Craigmore Sustainables decision to convert 137 hectares from dairy to kiwifruit orchards is a clear indication that major farming interests are preparing for change.

The farm investment specialist announced yesterday it will spend $38 million on the conversion of a Kerikeri property and, when complete, will increase local kiwifruit production by more than a third.

The move is a result of recent approval from the Overseas Investment Office to purchase land in Hawke’s Bay and Gisborne where Craigmore is investing $52 million in apple orchard development, creating almost 100 full-time equivalent jobs alongside a $30 million boost in exports.

At Kerikeri, conversion is expected to result in permanent employment for 29 people.

The company’s chief executive Che Charteris says these investments are part of the company’s Permanent Crop business which is expanding and diversifying horticultural developments into key central and northern regions.
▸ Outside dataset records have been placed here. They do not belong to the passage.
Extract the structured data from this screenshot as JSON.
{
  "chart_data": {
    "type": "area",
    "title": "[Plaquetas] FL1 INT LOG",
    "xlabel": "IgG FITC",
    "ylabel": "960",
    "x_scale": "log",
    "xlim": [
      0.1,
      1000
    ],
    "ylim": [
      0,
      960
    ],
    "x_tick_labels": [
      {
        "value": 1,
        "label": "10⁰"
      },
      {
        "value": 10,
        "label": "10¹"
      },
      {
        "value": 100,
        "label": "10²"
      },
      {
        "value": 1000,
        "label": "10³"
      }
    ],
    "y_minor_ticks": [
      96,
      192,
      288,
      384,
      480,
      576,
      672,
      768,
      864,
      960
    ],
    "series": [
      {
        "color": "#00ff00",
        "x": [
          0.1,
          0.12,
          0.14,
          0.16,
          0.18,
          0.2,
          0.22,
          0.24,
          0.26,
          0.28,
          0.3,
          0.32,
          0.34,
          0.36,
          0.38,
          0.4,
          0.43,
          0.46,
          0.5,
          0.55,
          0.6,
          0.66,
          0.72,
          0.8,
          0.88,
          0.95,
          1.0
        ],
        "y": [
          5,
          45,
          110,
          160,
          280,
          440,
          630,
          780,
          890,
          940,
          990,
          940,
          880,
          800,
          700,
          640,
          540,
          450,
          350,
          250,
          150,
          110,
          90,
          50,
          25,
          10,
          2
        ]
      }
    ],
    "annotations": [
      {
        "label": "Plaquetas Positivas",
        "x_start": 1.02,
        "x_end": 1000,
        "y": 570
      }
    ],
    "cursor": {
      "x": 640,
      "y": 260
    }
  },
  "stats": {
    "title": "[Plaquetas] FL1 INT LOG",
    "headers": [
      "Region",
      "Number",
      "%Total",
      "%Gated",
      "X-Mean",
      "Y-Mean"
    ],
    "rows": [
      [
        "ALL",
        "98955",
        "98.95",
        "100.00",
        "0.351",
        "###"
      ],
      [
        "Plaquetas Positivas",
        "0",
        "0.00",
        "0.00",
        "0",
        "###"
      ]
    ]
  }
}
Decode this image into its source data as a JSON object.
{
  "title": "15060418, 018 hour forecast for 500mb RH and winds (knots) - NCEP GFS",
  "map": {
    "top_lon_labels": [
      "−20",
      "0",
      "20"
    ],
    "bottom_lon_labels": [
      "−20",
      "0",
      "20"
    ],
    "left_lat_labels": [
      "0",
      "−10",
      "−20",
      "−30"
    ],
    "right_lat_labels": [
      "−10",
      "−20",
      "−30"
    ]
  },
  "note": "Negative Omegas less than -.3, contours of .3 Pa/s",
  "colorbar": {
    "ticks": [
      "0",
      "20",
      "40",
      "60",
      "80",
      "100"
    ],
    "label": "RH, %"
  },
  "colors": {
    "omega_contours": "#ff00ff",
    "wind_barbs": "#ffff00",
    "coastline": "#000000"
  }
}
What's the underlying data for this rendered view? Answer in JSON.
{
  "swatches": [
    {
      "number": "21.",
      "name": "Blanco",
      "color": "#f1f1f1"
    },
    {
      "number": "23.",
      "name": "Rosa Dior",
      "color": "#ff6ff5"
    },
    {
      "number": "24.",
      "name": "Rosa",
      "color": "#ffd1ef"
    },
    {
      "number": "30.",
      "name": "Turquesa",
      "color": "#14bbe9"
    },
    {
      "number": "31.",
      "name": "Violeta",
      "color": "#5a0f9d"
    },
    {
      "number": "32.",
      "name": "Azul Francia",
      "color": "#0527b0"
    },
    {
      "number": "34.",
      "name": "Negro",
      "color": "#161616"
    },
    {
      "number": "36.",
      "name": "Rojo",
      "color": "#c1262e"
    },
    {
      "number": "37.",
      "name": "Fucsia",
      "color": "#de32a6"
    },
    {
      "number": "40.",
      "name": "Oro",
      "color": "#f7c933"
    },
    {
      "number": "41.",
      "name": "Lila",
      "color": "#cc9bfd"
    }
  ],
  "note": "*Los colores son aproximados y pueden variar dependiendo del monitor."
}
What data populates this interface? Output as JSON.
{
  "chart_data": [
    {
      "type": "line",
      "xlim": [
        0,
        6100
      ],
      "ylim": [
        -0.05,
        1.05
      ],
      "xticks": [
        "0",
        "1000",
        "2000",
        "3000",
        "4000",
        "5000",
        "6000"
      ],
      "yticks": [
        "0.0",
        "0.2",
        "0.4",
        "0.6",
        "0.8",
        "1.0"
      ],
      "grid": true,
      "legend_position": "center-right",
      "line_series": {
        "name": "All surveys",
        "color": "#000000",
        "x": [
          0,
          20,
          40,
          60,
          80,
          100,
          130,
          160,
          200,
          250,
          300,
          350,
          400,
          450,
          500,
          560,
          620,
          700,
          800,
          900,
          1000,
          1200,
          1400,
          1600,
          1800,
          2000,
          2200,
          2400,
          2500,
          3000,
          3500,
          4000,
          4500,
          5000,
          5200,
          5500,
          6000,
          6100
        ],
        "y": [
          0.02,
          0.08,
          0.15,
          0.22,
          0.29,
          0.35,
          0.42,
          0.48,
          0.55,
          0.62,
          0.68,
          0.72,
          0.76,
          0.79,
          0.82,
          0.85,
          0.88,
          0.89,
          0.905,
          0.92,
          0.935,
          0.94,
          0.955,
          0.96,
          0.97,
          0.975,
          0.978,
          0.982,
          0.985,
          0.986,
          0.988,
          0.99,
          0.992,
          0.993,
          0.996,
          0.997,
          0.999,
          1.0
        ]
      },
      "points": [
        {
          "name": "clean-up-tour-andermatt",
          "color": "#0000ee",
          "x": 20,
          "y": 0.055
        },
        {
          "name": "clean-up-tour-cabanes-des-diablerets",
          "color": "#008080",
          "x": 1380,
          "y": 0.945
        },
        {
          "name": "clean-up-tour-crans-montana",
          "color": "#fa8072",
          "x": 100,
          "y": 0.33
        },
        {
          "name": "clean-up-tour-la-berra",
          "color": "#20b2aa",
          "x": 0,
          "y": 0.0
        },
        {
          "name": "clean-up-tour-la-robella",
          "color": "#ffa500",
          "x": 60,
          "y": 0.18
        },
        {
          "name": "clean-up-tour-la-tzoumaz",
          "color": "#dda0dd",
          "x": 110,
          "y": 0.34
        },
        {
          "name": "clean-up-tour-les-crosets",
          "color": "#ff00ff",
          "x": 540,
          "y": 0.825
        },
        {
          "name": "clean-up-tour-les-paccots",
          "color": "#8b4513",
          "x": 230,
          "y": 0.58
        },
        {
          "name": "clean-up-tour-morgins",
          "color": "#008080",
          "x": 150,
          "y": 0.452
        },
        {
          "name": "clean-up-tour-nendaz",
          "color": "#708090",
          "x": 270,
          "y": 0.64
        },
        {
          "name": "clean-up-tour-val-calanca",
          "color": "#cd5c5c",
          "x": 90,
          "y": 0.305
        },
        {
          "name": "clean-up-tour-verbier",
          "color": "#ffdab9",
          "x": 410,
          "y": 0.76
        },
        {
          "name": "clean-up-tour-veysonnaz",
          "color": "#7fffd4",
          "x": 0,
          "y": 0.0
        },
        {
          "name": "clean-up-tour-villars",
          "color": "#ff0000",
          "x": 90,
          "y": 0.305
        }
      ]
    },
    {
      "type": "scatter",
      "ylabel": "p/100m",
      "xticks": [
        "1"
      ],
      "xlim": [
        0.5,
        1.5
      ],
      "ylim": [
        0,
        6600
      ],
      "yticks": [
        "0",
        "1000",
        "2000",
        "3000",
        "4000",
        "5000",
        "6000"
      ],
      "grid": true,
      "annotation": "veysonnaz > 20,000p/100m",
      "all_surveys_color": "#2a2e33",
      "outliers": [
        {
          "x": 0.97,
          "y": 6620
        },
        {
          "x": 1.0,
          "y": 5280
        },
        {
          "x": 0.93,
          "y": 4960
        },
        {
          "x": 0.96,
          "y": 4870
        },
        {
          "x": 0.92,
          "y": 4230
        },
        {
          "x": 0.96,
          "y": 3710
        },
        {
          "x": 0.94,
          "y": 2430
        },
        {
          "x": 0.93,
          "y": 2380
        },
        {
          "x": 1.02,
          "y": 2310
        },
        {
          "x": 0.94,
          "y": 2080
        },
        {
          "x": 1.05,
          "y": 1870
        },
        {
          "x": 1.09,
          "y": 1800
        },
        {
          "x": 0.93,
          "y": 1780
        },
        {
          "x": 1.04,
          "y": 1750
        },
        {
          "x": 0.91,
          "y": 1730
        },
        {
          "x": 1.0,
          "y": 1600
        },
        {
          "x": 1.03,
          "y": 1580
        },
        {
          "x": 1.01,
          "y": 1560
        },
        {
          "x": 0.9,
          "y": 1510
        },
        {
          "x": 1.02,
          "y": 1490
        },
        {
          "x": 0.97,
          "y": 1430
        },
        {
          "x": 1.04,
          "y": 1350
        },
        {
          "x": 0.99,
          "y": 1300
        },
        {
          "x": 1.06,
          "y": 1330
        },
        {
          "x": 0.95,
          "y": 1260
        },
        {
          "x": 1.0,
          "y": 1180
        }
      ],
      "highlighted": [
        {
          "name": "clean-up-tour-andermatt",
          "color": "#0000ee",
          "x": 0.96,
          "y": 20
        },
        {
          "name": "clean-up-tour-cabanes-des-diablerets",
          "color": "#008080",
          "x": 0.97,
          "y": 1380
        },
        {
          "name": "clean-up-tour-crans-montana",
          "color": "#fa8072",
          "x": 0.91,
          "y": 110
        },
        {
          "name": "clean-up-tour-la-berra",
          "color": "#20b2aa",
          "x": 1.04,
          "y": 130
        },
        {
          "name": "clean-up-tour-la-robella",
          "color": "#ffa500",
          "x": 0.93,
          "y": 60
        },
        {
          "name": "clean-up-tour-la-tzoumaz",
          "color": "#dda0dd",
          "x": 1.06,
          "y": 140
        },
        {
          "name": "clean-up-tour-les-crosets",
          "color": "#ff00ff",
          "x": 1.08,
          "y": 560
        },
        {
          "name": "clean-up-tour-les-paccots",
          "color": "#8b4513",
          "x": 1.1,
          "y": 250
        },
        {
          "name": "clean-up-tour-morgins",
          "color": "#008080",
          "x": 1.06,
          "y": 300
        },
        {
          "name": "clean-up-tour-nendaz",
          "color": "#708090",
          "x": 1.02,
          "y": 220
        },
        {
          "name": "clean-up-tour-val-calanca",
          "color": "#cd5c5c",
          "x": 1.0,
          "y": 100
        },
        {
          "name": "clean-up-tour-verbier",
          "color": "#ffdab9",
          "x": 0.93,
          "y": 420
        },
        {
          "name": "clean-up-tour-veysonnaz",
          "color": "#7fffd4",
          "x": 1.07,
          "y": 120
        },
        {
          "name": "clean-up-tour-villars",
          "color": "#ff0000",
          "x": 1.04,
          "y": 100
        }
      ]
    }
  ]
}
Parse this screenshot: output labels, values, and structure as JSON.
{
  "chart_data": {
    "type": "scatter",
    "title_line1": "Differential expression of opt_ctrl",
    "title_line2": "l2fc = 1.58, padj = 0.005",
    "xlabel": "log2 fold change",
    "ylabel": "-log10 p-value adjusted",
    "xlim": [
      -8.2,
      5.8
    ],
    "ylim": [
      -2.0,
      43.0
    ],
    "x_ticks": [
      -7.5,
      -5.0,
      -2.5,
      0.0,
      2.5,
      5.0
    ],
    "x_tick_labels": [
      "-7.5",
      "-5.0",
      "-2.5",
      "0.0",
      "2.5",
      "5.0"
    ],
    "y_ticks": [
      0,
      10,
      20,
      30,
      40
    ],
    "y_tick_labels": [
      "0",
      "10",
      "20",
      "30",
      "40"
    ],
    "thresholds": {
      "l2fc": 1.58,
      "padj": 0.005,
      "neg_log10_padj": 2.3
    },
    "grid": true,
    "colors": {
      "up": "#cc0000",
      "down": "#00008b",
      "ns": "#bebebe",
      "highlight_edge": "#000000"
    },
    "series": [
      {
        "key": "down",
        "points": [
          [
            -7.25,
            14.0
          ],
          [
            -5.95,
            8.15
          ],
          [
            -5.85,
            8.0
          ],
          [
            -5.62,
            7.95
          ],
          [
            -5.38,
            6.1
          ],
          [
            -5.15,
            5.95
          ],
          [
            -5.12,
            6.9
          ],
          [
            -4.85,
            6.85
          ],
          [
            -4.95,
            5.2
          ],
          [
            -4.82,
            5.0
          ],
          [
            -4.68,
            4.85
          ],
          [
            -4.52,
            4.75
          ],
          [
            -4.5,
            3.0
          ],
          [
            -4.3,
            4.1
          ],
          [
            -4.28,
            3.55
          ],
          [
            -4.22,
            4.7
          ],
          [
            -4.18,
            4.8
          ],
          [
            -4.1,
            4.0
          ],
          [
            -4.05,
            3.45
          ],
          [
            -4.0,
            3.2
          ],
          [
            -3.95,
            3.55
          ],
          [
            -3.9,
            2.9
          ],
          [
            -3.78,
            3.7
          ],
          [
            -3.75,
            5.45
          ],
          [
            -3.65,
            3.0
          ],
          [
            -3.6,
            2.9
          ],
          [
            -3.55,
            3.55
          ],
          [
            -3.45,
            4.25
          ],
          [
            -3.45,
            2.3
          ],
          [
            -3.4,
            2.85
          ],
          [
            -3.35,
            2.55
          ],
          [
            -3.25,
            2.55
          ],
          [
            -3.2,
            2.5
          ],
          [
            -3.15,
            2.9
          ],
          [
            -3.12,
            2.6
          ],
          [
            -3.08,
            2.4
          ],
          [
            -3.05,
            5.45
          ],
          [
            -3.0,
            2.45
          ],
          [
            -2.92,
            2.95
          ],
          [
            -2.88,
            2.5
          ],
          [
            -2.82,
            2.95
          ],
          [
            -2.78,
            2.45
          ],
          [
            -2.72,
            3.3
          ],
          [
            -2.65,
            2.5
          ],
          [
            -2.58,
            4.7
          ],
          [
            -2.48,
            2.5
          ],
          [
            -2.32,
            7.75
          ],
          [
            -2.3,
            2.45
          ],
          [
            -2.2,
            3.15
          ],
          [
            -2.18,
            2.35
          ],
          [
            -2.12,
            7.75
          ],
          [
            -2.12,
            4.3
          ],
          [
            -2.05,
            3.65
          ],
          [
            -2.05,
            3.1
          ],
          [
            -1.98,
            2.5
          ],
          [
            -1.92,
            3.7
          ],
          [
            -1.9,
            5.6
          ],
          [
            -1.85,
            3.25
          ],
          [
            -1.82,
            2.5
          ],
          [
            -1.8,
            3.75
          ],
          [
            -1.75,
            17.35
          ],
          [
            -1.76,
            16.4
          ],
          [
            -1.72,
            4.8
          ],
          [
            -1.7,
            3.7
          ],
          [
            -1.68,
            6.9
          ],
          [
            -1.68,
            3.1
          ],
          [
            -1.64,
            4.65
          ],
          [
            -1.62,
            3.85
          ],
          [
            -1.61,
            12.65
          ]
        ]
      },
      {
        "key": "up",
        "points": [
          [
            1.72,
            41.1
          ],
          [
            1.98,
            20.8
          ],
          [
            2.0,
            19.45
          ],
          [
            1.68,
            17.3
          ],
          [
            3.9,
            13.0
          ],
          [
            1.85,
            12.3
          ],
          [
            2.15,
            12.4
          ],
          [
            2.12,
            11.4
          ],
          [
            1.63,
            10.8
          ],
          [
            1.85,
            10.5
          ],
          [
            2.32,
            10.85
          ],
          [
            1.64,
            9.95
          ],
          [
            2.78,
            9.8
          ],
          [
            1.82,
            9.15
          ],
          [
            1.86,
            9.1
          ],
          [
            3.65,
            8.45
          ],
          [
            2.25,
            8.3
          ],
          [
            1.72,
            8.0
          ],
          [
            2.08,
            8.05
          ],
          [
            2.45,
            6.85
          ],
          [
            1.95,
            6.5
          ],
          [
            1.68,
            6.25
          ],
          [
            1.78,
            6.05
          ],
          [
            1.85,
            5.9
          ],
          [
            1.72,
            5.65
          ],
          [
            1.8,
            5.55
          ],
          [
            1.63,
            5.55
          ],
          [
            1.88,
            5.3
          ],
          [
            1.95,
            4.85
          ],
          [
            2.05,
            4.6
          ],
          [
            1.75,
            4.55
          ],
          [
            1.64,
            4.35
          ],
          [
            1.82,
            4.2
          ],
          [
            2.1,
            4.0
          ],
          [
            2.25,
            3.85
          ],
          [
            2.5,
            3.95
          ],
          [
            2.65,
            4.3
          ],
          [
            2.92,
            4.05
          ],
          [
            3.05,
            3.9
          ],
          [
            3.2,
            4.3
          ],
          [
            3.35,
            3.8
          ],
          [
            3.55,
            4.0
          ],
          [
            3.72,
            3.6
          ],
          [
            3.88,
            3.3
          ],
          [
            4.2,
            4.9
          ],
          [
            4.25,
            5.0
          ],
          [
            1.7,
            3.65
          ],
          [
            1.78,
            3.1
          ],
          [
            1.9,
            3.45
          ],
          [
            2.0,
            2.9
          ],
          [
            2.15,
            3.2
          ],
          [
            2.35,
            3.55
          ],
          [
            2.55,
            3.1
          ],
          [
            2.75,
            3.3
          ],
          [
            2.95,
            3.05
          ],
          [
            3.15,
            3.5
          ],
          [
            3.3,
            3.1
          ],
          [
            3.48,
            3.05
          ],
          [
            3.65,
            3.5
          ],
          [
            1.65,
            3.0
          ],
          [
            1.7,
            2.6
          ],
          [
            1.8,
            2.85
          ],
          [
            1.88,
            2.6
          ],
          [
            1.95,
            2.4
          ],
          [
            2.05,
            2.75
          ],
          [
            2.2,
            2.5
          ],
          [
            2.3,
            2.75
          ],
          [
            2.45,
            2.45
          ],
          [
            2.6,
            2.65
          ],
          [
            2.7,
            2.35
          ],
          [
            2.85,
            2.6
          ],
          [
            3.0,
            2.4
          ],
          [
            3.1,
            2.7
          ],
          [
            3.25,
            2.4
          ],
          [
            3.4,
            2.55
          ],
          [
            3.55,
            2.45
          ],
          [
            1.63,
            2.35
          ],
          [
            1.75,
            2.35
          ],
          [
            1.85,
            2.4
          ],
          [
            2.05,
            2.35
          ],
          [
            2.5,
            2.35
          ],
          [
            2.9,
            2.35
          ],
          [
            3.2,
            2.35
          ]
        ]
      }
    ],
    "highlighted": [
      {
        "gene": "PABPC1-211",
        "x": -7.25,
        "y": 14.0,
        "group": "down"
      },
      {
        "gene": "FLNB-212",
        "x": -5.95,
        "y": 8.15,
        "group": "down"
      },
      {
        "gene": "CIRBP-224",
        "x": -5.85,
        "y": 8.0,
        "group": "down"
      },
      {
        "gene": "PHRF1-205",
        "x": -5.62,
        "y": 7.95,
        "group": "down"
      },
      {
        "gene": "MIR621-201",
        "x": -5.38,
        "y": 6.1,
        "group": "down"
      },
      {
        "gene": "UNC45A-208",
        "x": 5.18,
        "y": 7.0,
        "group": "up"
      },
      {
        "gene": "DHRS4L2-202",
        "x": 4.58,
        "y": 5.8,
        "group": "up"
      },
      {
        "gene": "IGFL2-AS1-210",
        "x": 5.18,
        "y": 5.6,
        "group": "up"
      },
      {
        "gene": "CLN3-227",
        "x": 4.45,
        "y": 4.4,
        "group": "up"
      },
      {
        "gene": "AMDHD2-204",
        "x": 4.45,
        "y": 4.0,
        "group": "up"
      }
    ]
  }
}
“New Zealand’s horticulture sector is a world leader in many areas, with exports growing at 7% per annum for the past 20 years, bringing with it increased regional development and employment.

“Our focus is to build the best New Zealand orchards producing top-selling fruits that include kiwifruit, apples, wine grapes, plus emerging crops such as cherries and avocados.”

Although Craigmore’s is still heavily involved in traditional farming Charteris notes that, with the Kerikeri property, they’ll generate “10 times the benefits by farming only half the land.”

In Kerikeri the plan is to plant riparian areas around the orchards with indigenous species to provide a buffer to waterways from sediment, nutrient and other runoff and to provide corridors for wildlife movement.

“This is helping diversify the economy and create significant gains for regional communities as well as helping address soil and water challenges, and reduce greenhouse gas emissions,” Charteris says.

About 70 ha of 137 ha Kerikeri property will be used for kiwifruit, with the remainder to be used for environmental protection and biodiversity enhancement, he said.

“Ultimately, at a time of growing consumer demands for sustainable products and wider societal standards for managing farmland, Craigmore Sustainables’ mission is to support New Zealand’s reputation as a premium food and fibre supplier in a way that spreads the benefits across the regions of Aotearoa.”

Craigmore Sustainables is a New Zealand owned and controlled business, established to help fund development and grow regional New Zealand food and fibre businesses.

While it predominantly uses European funding sources, all management and control is deferred to Craigmore which appoints and employs local New Zealand management and governance for every business.

Overall Craigmore manages dairy, grazing, forestry and horticultural properties spread throughout the country and covering more than 15,000 hectares.

The change also comes at a time when New Zealand conversions to dairy have all but ground to a halt with some farms now reverting to previous uses.

A forerunner to the change came in 2016 when Landcorp, New Zealand’s largest dairy farmer, announced intentions to sharply scale back its plans to convert thousands of hectares of forest near Taupo to dairy farms because of financial and environmental concerns.

The company cited the low dairy payout, the heavy capital requirements for the conversions and environmental concerns about nitrate leaching into the Waikato River catchment as the primary causes for its decision.

Still, chief executive Steve Carden said Landcorp would now only increase its dairy herds on its massive 25,723-hectare Wairakei Estate from around 17,000 cows currently to between 22,000 to 23,000, rather than the originally planned increase of up to 40,000.

At the time Carden noted his concern about growing “volatility” in the dairy sector.

He said Landcorp was now finding it difficult to find land for dairy conversion that was both economically and environmentally sustainable.

“It’s a struggle for everyone. The days of New Zealand continuing to expand its dairy footprint are largely coming to a close. The more marginal land — of which the land around the central plateau is one — is increasingly looking unviable for large scale dairy conversions,” he said.

“The financials make it challenging by virtue of both the volatility in dairy returns and dairy farm prices still remaining very high. The environmental piece is probably the most challenging and what we’re trying to do with this land use change is be proactive about where we see the environmental restrictions going and consumer expectations going and trying to get ahead of them.”